Taylor destaca las ventajas de haber dejado atrás lo que denomina «la cristiandad», es decir, una situación en la que toda la estructura política, las tradiciones artísticas e intelectuales estaban marcadas por la fe cristiana. Reconoce que eso, en sí mismo, no puede considerarse negativo, pero subraya que conlleva el riesgo de utilizar la fuerza para imponer la fe al conjunto de la sociedad, o de que la Iglesia asuma un papel político o de «policía moral». Como ejemplo, se remonta a los años sesenta del pasado siglo en Quebec, su tierra natal y describe una situación en la que «la Iglesia daba órdenes a la gente, se expresaba sobre cuántos hijos había que tener, etcétera; de repente, hubo una rebelión y mucha gente se llenó de ira y no quiso saber nada más de la Iglesia». Por supuesto, habría que analizar otros factores para explicar la tremenda pérdida de influencia e incluso un cierto rencor que se respira contra la Iglesia, en esa y en otras latitudes donde ha sido dominante, pero debemos tener muy en cuenta la patología de la que habla Taylor. En síntesis, este filósofo canadiense, que no oculta su condición de católico, sostiene que «debemos aprender a vivir sin la cristiandad» y que esto es incluso una ganancia, porque permite recuperar el papel central de la libertad. La fe debe ser algo a lo que uno se adhiere libremente con todo su ser y no el resultado de una imposición de pertenencia como, según él, sucedía en el Quebec que conoció de niño.

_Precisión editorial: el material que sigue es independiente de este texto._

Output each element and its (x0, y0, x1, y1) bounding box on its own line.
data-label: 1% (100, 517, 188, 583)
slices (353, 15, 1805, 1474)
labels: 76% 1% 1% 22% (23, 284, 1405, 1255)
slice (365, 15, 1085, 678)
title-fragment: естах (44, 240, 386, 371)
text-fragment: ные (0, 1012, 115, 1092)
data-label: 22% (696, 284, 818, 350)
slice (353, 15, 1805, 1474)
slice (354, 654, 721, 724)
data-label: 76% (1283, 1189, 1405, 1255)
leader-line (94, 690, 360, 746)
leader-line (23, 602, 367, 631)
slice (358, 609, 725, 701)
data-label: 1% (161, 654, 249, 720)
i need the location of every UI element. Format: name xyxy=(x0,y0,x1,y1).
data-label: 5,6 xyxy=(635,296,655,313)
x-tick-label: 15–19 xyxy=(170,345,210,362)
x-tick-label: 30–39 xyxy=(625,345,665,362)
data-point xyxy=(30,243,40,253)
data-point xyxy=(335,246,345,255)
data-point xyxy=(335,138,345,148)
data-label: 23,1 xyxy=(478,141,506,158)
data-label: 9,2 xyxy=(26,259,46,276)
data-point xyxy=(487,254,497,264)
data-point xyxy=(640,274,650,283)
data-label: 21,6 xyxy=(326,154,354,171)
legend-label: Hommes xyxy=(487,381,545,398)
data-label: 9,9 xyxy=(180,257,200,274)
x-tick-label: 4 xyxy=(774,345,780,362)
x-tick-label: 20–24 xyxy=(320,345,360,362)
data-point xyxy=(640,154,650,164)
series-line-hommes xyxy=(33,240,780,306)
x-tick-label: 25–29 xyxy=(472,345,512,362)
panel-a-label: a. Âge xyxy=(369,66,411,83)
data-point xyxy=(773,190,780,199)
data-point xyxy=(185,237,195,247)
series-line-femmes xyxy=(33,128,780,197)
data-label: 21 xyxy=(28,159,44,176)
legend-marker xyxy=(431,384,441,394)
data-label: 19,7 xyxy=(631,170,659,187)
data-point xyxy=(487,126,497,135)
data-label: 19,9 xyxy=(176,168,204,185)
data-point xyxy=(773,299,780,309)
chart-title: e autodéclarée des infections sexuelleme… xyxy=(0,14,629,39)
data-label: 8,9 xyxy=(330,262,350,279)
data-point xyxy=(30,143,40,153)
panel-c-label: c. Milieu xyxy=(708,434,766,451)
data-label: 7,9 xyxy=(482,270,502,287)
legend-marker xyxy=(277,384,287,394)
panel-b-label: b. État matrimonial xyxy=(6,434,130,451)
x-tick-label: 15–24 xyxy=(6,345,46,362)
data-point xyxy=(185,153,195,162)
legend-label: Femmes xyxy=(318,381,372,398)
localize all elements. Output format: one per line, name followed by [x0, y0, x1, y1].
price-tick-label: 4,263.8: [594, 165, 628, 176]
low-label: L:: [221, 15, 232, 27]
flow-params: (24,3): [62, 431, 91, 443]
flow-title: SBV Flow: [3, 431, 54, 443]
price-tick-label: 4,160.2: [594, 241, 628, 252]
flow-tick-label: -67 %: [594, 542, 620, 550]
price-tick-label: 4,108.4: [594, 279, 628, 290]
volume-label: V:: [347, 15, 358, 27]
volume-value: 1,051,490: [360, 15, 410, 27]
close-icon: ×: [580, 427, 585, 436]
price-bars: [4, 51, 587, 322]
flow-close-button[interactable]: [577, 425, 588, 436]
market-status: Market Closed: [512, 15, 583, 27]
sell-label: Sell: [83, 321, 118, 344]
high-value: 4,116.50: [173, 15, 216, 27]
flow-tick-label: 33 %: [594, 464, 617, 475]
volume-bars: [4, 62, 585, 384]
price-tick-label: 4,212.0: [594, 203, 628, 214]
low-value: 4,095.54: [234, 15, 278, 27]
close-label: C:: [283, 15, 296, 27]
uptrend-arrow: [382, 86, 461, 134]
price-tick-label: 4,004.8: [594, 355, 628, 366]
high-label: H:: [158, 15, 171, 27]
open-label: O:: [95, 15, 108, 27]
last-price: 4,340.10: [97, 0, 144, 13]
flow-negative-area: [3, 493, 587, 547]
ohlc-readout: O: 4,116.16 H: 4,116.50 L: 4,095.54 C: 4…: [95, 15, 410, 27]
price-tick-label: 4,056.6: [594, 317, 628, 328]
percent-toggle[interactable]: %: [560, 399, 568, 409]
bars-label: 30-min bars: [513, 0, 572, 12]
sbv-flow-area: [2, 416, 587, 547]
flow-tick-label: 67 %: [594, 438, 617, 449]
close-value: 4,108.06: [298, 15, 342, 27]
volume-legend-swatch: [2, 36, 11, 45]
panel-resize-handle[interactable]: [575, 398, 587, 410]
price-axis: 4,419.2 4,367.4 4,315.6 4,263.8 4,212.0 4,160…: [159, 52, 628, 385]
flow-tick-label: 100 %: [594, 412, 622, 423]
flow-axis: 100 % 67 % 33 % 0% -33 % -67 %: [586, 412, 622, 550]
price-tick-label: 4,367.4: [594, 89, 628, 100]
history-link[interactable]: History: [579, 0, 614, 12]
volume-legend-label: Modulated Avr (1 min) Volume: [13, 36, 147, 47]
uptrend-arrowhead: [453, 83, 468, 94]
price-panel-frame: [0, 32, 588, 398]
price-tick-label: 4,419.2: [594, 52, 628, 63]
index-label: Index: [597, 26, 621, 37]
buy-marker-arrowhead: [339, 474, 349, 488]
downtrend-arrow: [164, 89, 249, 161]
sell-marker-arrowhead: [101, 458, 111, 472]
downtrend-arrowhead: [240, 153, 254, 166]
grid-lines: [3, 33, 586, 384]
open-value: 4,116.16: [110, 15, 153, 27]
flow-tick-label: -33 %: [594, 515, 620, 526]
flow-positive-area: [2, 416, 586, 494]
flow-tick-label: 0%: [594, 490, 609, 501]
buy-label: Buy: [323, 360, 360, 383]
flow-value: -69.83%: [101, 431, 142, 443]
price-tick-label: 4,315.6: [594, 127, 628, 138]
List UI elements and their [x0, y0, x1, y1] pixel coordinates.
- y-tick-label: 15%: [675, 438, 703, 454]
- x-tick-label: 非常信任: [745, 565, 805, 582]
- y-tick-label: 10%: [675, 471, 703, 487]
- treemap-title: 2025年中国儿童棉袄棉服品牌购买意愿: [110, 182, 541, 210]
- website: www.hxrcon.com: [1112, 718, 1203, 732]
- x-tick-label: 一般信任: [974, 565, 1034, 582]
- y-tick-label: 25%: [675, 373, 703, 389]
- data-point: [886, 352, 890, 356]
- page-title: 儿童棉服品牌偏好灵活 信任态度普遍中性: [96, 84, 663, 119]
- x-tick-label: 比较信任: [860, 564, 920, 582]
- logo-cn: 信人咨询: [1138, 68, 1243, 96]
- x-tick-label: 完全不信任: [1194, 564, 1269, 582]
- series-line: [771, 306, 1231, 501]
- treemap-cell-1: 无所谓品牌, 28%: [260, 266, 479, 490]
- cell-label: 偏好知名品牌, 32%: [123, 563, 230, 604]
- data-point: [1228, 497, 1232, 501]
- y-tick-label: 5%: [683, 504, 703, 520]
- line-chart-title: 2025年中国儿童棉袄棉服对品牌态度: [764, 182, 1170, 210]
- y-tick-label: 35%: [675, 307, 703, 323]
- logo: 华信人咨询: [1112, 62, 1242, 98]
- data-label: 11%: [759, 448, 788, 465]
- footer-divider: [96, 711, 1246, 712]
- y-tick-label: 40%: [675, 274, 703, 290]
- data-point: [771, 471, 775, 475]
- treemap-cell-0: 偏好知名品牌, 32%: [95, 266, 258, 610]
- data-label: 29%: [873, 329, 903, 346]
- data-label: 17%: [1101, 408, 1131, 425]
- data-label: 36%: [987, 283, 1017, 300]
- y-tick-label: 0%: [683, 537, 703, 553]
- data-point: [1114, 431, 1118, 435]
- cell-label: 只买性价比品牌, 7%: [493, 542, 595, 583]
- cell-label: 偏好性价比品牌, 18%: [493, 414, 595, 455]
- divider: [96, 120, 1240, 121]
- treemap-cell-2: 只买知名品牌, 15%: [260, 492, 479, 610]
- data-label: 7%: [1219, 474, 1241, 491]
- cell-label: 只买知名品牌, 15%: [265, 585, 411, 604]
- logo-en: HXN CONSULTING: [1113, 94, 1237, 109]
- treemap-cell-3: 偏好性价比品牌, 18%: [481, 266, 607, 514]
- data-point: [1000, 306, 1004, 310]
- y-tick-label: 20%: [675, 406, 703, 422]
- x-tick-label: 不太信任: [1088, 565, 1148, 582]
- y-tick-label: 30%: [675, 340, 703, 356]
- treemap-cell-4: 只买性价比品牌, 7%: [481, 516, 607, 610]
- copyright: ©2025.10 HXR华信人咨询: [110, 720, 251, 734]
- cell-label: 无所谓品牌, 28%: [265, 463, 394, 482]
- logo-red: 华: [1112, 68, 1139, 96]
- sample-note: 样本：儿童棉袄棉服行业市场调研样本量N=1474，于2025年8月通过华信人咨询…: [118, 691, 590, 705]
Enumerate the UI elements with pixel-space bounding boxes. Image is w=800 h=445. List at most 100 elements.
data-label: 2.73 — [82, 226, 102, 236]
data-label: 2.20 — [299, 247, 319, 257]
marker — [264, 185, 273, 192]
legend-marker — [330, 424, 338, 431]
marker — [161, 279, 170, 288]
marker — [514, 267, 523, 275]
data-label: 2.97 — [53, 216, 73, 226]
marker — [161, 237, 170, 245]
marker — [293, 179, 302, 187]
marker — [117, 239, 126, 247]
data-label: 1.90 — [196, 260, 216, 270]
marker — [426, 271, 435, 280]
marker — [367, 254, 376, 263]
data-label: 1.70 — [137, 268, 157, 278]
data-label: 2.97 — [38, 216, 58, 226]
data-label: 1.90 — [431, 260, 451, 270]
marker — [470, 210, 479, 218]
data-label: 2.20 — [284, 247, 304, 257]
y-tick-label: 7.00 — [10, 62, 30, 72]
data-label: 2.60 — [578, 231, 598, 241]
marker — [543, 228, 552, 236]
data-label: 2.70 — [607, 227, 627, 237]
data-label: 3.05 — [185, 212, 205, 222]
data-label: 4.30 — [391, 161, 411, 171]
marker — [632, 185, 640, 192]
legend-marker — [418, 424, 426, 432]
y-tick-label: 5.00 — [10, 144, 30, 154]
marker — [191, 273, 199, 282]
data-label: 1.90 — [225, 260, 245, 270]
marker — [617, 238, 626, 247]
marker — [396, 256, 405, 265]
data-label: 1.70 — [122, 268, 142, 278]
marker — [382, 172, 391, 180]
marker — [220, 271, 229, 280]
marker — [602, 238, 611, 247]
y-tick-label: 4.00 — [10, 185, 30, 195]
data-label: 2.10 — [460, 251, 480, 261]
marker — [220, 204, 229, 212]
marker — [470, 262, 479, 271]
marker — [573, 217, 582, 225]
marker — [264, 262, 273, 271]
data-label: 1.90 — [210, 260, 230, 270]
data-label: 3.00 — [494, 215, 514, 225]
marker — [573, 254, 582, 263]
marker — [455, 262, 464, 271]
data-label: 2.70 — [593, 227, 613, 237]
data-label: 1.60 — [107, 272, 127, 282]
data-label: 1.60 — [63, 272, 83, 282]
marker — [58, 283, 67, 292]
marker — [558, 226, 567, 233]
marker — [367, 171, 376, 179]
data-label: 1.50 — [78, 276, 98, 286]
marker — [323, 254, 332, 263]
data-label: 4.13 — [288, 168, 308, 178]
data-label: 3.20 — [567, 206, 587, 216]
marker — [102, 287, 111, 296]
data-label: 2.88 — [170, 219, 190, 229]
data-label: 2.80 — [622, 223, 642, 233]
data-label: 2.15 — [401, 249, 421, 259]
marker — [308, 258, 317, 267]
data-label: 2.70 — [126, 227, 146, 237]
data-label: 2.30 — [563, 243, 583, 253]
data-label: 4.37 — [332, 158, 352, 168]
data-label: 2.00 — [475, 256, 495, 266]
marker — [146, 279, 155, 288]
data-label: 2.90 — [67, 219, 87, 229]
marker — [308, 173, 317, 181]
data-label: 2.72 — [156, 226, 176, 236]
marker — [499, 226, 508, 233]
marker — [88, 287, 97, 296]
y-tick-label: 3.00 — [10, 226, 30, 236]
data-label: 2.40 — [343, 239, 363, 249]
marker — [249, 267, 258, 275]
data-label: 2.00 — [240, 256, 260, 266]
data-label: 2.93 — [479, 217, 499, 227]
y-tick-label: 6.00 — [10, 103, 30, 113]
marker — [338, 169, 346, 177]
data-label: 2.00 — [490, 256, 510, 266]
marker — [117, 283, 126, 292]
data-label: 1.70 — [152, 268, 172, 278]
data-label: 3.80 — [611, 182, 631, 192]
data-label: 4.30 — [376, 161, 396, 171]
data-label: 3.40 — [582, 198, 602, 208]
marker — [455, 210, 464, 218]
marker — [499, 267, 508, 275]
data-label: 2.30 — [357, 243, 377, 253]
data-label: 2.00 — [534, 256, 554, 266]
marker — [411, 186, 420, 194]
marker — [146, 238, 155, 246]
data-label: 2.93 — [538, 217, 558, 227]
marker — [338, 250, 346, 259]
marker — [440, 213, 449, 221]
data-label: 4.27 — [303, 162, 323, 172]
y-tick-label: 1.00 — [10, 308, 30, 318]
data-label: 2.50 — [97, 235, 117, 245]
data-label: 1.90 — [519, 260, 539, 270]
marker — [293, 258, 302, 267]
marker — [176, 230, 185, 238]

En todo caso, hay varias generaciones a las que no les resulta sencillo desligarse de una imagen, a veces idílica, de lo que supuestamente era una «sociedad cristiana», como sugería monseñor Argüello, pero está claro que es un signo de este tiempo y, como tal, una llamada del Señor. La pérdida de apoyos sociales y políticos no debe asustarnos ni enfadarnos, la libertad debe ser siempre el campo para que crezca y se desarrolle la fe. Aprender a vivir a la intemperie, sin los muros protectores (no pocas veces engañosos) de la llamada «cristiandad», no significa que los católicos renunciemos a generar cultura, ni a construir obras sociales y educativas, ni a participar críticamente en la conversación pública, ni a influir como ciudadanos, en la medida de nuestras posibilidades, en las leyes y en la gobernación. Más aún, tenemos que aprender de nuevo a realizar todo eso desde una gozosa experiencia de la fe como plenitud de lo humano.
La fe cristiana reclama libertad para todos y no requiere ninguna protección especial del poder político. Es verdad que debemos aprender a vivirla y comunicarla alegremente en una sociedad plural, mayoritariamente alejada de la tradición cristiana. Con sencillez y sin complejos.